Zoom patched a major security hole that could have allowed hackers to hijack a macOS device running video conferencing software.
The move came after Mac security specialist Patrick Wardle showed how a cybercriminal can abuse the way macOS handles software patches to trigger an escalation of permissions and essentially hijack the device.
He initially said that the vulnerability exploited many of the flaws and that the company addressed most of them. One, however, remained, and this was patched at a later date to finally fully alleviate the problem.
The problem is with the way macOS handles updates. The first time a user tries to install an application or program on an endpoint, he must run it with special user permissions, often granted by sending a password. After this time, automatic updates will run indefinitely with superuser privileges.
In the case of Zoom, the updater will first check if the company has cryptographically signed the new package and, if so, proceeds with the update. However, if the updater receives a file with the same name as the Zoom signing certificate, it will run it.

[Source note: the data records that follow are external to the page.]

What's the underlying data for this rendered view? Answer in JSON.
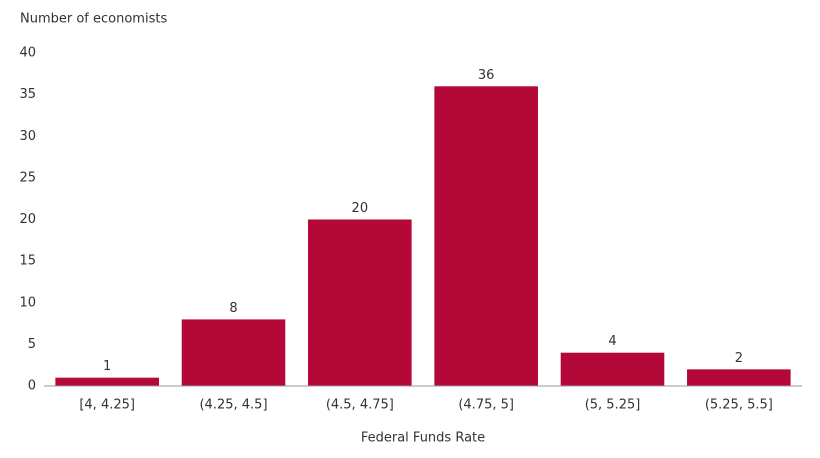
{
  "chart_data": {
    "type": "bar",
    "y_label": "Number of economists",
    "x_label": "Federal Funds Rate",
    "categories": [
      "[4, 4.25]",
      "(4.25, 4.5]",
      "(4.5, 4.75]",
      "(4.75, 5]",
      "(5, 5.25]",
      "(5.25, 5.5]"
    ],
    "values": [
      1,
      8,
      20,
      36,
      4,
      2
    ],
    "color": "#b30838",
    "ylim": [
      0,
      40
    ],
    "yticks": [
      0,
      5,
      10,
      15,
      20,
      25,
      30,
      35,
      40
    ],
    "grid": false
  }
}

In other words, an attacker could slip into any malware through the updater, even if it meant giving the third party full access to the device.
The error was later identified as CVE-2022-28756 and has been fixed in macOS Zoom 5.11.5, which is now available for download.
While Wardle initially described the bug as being relatively easy to fix, even he was surprised at the speed with which Zoom solved the problem: “Mahalos is Zoom for a (incredibly) quick fix!” Wardle then tweeted. “By reversing the patch, we can see that the Zoom installer now calls lchown to update the .pkg update permissions, thus preventing a malicious subversion.”